Alle gegen Brockhaus
Seite 5: Wiki-News und Wiki-Sex
Auch in anderen Bereichen ist Wikipedia klassischen Werken um einiges voraus. Encarta kann bestenfalls über das Internet nachträglich aktualisiert werden, gedruckte Werke haben noch größere Aktualitätsprobleme. Wikipedia ist dagegen oft minutenaktuell, Wikipedianer werden oft durch Meldungen auf News-Websites und Weblogs zu Artikeln inspiriert. Es gibt in Form der Current Events sogar eine Art Wiki-Tageszeitung, die täglich relevante News zusammenfasst und auf Hintergrundartikel verweist. Die Selektion ist teilweise recht willkürlich, was an der noch relativ geringen Zahl der hier beteiligten Redakteure liegt.
Nach Monatsende werden die jeweiligen News archiviert und bleiben so im Gegensatz zu den meisten Online-News-Angeboten für historische Zwecke erhalten. Die meist als Quellen genannten URLs werden jedoch nach gewisser Zeit ablaufen, was langfristig zu Belegzwecken eine zusätzliche Quellenrecherche erforderlich macht.
Auch an Artikeln über Sex-Praktiken fehlt es bei Wikipedia nicht. Sex-Stellungen und sexuelle Fetische werden im Detail behandelt. Über Themen wie Sado-Masochismus findet man um Größenordnungen mehr Material als in jeder klassischen Enzyklopädie. Bizarre Neigungen wie Zoophilie werden ebenso diskutiert wie größere gesellschaftliche Probleme - Schwangerschaften, sexueller Missbrauch und die beides umgebende Hysterie. Selbst über "Nackte Promis im Internet" gibt es einen eigenen sachlichen Artikel, der vor allem durch entsprechende Suchmaschinen-Anfragen inspiriert wurde und täglich einige Sucher zu Wikipedia leitet, die wahrscheinlich nicht zu dauerhaften Wikipedia-Autoren werden.
Was fehlt
In der englischen Wikipedia sind die meisten Themenbereiche zumindest mit Basisinformationen gefüllt. In der deutschen klaffen dagegen noch riesige Lücken, wie man schnell feststellt, wenn man Kategorien wie z.B. Bildende Kunst durchblättert. Eine Spezialfunktion der Software zeigt an, welche Artikel von vielen anderen verlinkt werden, aber noch nicht existieren. Auf der deutschen Wikipedia sind dies derzeit so elementare Dinge wie Magen, Kreislauf, Emanzipation, Mystik, Realismus, Supermarkt, Befruchtung, Kalk, Sinai, Hermes, Zeremonie, Rationalismus.. Von einer vollständigen Enzyklopädie kann hier also noch nicht annähernd die Rede sein - bisher sind es ja auch nur rund 15000 Artikel.

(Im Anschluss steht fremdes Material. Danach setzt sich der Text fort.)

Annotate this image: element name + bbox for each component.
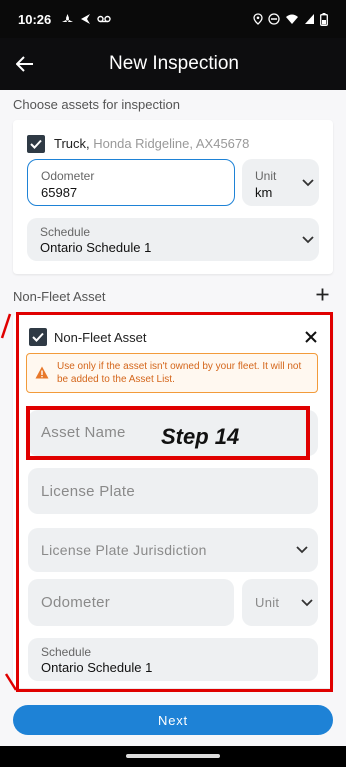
arrow-left-icon (16, 56, 33, 72)
location-icon (253, 13, 263, 25)
annotation-lines (0, 313, 18, 691)
choose-assets-label: Choose assets for inspection (13, 97, 180, 112)
truck-schedule-label: Schedule (40, 225, 91, 239)
truck-schedule-value: Ontario Schedule 1 (40, 240, 152, 255)
chevron-down-icon (302, 179, 314, 187)
chevron-down-icon (302, 236, 314, 244)
page-title: New Inspection (109, 53, 239, 74)
system-nav-bar (0, 746, 346, 767)
next-button[interactable]: Next (13, 705, 333, 735)
truck-unit-label: Unit (255, 169, 277, 183)
annotation-frame (16, 312, 333, 692)
voicemail-icon (97, 15, 111, 23)
check-icon (30, 139, 42, 149)
send-icon (81, 14, 91, 24)
battery-icon (320, 12, 328, 26)
truck-unit-value: km (255, 185, 273, 200)
wifi-icon (286, 14, 298, 24)
status-time: 10:26 (18, 11, 52, 27)
truck-checkbox[interactable] (27, 135, 45, 153)
truck-details: Honda Ridgeline, AX45678 (89, 136, 250, 151)
home-gesture-handle[interactable] (126, 754, 220, 758)
truck-odometer-field[interactable]: Odometer 65987 (27, 159, 235, 206)
signal-icon (305, 14, 314, 24)
truck-odometer-label: Odometer (41, 169, 95, 183)
truck-schedule-select[interactable]: Schedule Ontario Schedule 1 (27, 218, 319, 261)
truck-name: Truck, (54, 136, 90, 151)
truck-odometer-value: 65987 (41, 185, 78, 200)
add-icon[interactable] (316, 288, 329, 301)
fan-icon (62, 14, 74, 22)
app-bar: New Inspection (0, 38, 346, 90)
truck-card: Truck, Honda Ridgeline, AX45678 Odometer… (13, 120, 333, 274)
status-bar: 10:26 (0, 0, 346, 38)
truck-unit-select[interactable]: Unit km (242, 159, 319, 206)
step-label: Step 14 (161, 424, 240, 449)
dnd-icon (268, 13, 280, 25)
back-button[interactable] (12, 51, 38, 77)
non-fleet-section-label: Non-Fleet Asset (13, 289, 106, 304)
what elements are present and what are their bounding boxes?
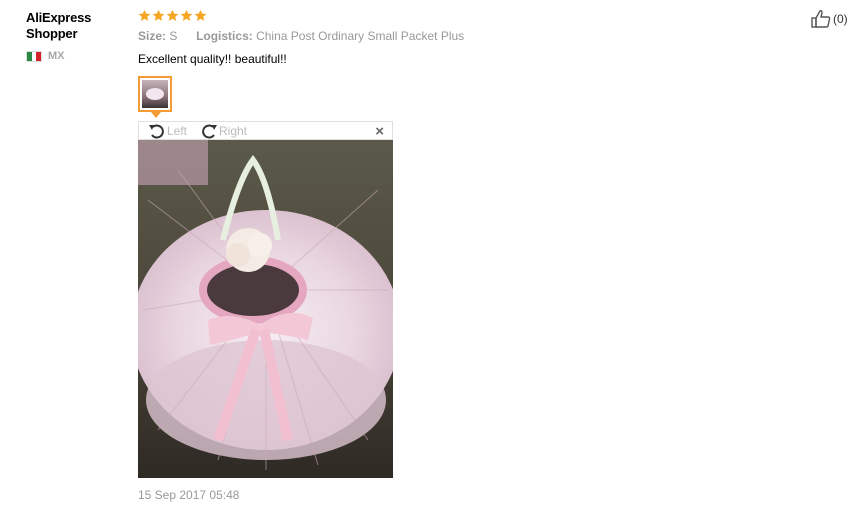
like-count: (0)	[833, 12, 848, 26]
reviewer-country: MX	[26, 50, 65, 62]
star-icon	[180, 9, 193, 21]
rotate-right-icon	[202, 124, 217, 139]
mexico-flag-icon	[26, 50, 42, 62]
like-button[interactable]: (0)	[810, 9, 848, 29]
photo-thumbnail[interactable]	[138, 76, 172, 112]
rotate-left-icon	[149, 124, 164, 139]
rotate-right-label: Right	[219, 124, 248, 138]
review-text: Excellent quality!! beautiful!!	[138, 52, 287, 66]
logistics-label: Logistics:	[196, 29, 253, 43]
thumbs-up-icon	[811, 10, 831, 28]
image-viewer-toolbar: Left Right ×	[138, 121, 393, 140]
rotate-right-button[interactable]: Right	[199, 122, 247, 140]
order-meta: Size: S Logistics: China Post Ordinary S…	[138, 29, 464, 43]
star-icon	[194, 9, 207, 21]
close-icon[interactable]: ×	[375, 123, 384, 140]
reviewer-name: AliExpress Shopper	[26, 10, 92, 41]
star-icon	[138, 9, 151, 21]
logistics-value: China Post Ordinary Small Packet Plus	[256, 29, 465, 43]
star-icon	[166, 9, 179, 21]
rotate-left-button[interactable]: Left	[147, 122, 187, 140]
review-date: 15 Sep 2017 05:48	[138, 488, 240, 502]
review-photo	[138, 140, 393, 478]
thumbnail-pointer	[151, 112, 161, 118]
star-icon	[152, 9, 165, 21]
rotate-left-label: Left	[167, 124, 188, 138]
size-label: Size:	[138, 29, 167, 43]
star-rating	[138, 9, 207, 22]
country-code: MX	[48, 50, 65, 62]
size-value: S	[169, 29, 178, 43]
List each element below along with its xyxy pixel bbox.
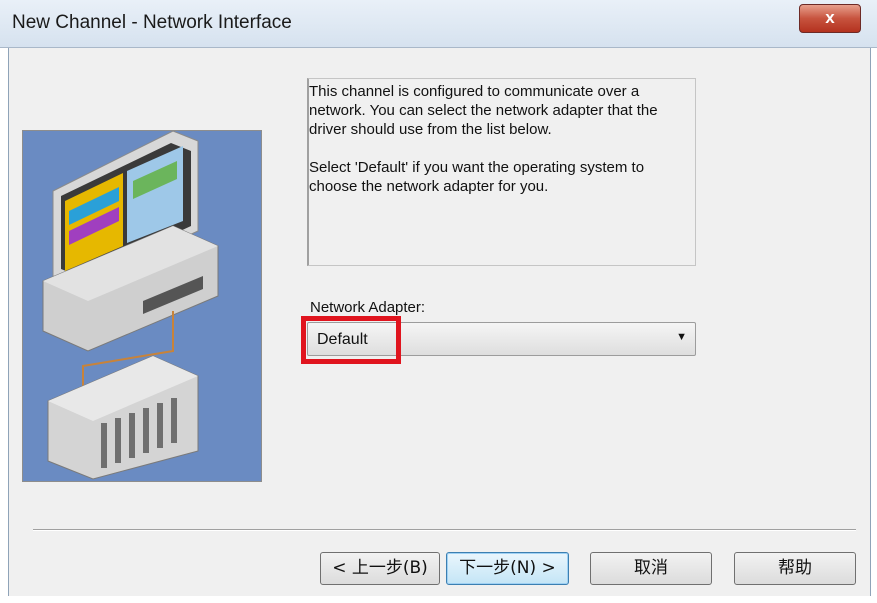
window-title: New Channel - Network Interface xyxy=(12,12,292,33)
highlight-annotation xyxy=(301,316,401,364)
chevron-down-icon: ▼ xyxy=(676,331,687,343)
description-text: This channel is configured to communicat… xyxy=(309,82,694,196)
title-bar: New Channel - Network Interface x xyxy=(0,0,877,48)
close-button[interactable]: x xyxy=(799,4,861,33)
network-adapter-label: Network Adapter: xyxy=(310,299,426,316)
wizard-illustration xyxy=(22,130,262,482)
back-button[interactable]: < 上一步(B) xyxy=(320,552,440,585)
description-paragraph-2: Select 'Default' if you want the operati… xyxy=(309,159,645,195)
next-button[interactable]: 下一步(N) > xyxy=(446,552,569,585)
close-icon: x xyxy=(825,8,835,27)
computer-network-illustration xyxy=(23,130,261,481)
divider xyxy=(33,529,856,531)
help-button[interactable]: 帮助 xyxy=(734,552,856,585)
description-paragraph-1: This channel is configured to communicat… xyxy=(309,83,658,138)
cancel-button[interactable]: 取消 xyxy=(590,552,712,585)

Ganz anders auf der englischen Wikipedia - die "most wanted" sind hier meist Detailartikel wie "Grammy Awards des Jahres 1988", die von vielen Seiten referenziert werden (in diesem Fall als Teil einer Navigationshierarchie). Andere fehlende Artikel wie "James A. Michener" oder "University of Leipzig" sind zwar leicht irritierend, aber ähnlich verzeihlich wie manche Encarta-Lücken.
Der Artikelstatistik nach befindet sich die deutsche Wikipedia im Mai 2003 dort, wo die englische schon im Oktober 2001 war. Realistische Prognosen sind angesichts der technischen Situation von Wikipedia schwer möglich - die Software und der Server werden mit dem Benutzeransturm kaum noch fertig, und es ist unklar, wie lange diese Probleme noch andauern.